Général basse oeuvres

Paul Aussaresses se vante d’avoir torturé en Algérie
Général basses œuvres

L’homme-clé de la bataille d’Alger, chef de l’«escadron de la mort», assume sans honte la liquidation des prisonniers algériens. Histoire trouble d’un ex-barbouze froid et prêt à tout.

Jean-Dominique Merchet, 12 décembre 2000

«Aussaresses? Ah! Ce vieux tueur…» Le ton est cordial et le mot est celui d’un général qui a côtoyé Paul Aussaresses en Algérie. Chez les «anciens», personne n’a été surpris quand celui que l’on présente désormais comme «l’un des personnages clés de la bataille d’Alger» a expliqué froidement qu’il avait alors tué «vingt-quatre hommes». C’était son boulot et il s’en vante, comme il l’a toujours fait devant ses copains. Mais cette fois-ci, il parle à une opinion publique qui ne partage ni les valeurs, ni le passé du monde qu’il côtoie d’habitude. Stupeur chez les Français et embarras chez ses pairs qui, de Marcel Bigeard à Hélie de Saint-Marc, se fendent d’un courrier pour l’appeler à plus de retenue. Ses «amis» de l’Union nationale de parachutistes, dont il fut président, ont même préféré ne pas l’inviter à leur congrès le 2 décembre.

Surgissant d’un placard de l’histoire, Paul Aussaresses, 82 ans, déboule sur la scène médiatique. Succès assuré avec sa trogne de boit-sans-soif, son œil masqué sous un pansement et son absence totale de remords. On tient le méchant, il ne décevra pas. Rien à voir avec Massu, l’autre général par qui le scandale arrive. Quand l’un parle pour soulager sa conscience de catholique au soir de sa vie, l’autre continue de fanfaronner, racontant ses mauvaises plaisanteries sur le «Coran électrique» à tous les micros qui se tendent.

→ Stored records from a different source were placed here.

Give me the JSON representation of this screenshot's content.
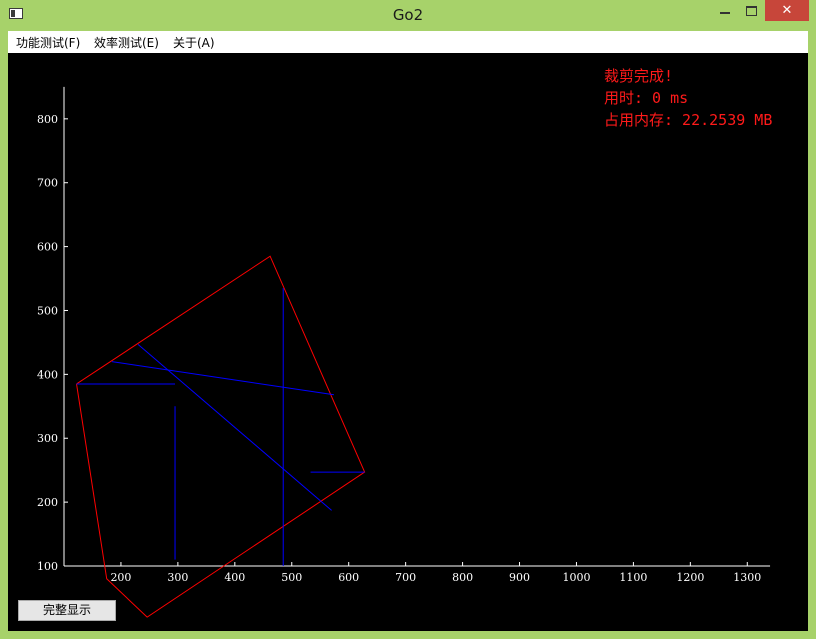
{
  "window": {
    "title": "Go2"
  },
  "menu": {
    "items": [
      "功能测试(F)",
      "效率测试(E)",
      "关于(A)"
    ]
  },
  "status": {
    "lines": [
      "裁剪完成!",
      "用时: 0 ms",
      "占用内存: 22.2539 MB"
    ]
  },
  "button": {
    "full_display": "完整显示"
  },
  "colors": {
    "background": "#000000",
    "polygon": "#ff0000",
    "segments": "#0000ff",
    "axis": "#ffffff",
    "status_text": "#ff1a1a"
  },
  "chart_data": {
    "type": "line",
    "xlim": [
      100,
      1340
    ],
    "ylim": [
      100,
      850
    ],
    "xticks": [
      200,
      300,
      400,
      500,
      600,
      700,
      800,
      900,
      1000,
      1100,
      1200,
      1300
    ],
    "yticks": [
      100,
      200,
      300,
      400,
      500,
      600,
      700,
      800
    ],
    "clip_polygon": [
      [
        122,
        385
      ],
      [
        462,
        585
      ],
      [
        628,
        247
      ],
      [
        246,
        20
      ],
      [
        175,
        80
      ],
      [
        122,
        385
      ]
    ],
    "segments": [
      [
        [
          122,
          385
        ],
        [
          295,
          385
        ]
      ],
      [
        [
          295,
          350
        ],
        [
          295,
          110
        ]
      ],
      [
        [
          184,
          420
        ],
        [
          574,
          368
        ]
      ],
      [
        [
          230,
          447
        ],
        [
          570,
          187
        ]
      ],
      [
        [
          485,
          535
        ],
        [
          485,
          100
        ]
      ],
      [
        [
          533,
          247
        ],
        [
          628,
          247
        ]
      ]
    ]
  }
}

L’un était alors le patron, l’autre un exécutant. Massu est un officier de tradition, compagnon de Leclerc dès 1940 et père adoptif de trois orphelins algériens. Aussaresses est un barbouze au passé trouble. Un aventurier qui joue aujourd’hui un dernier bon coup avant de tirer sa révérence à un milieu qui le méprise, en profitant pour la première fois des feux de la rampe.

Qui est vraiment Paul Aussaresses? S’il se prête volontiers à l’exposé de ses turpitudes, il devient fuyant dès qu’il s’agit de faire plus de clarté sur sa vie et ses motivations (1). Il n’accepte les sunlights qu’à ses conditions. Ce bavard a pourtant beaucoup parlé, et de longue date, à tous ceux qui s’intéressaient à l’histoire de la guerre d’Algérie. Il s’est en particulier confié à des auteurs proches des milieux militaires ou des «services». Ainsi Georges Fleury (2), un ancien des commandos-marine en Algérie, qui le premier lui donna la parole dans le Journal du Dimanche du 25 juin. Cinq mois plus tard, Le Monde en fait sa Une. Il y explique à nouveau son rôle pendant la bataille d’Alger – celui de liquidateur des prisonniers interrogés. Et note, avec raison, que «tout le monde savait» pour la torture.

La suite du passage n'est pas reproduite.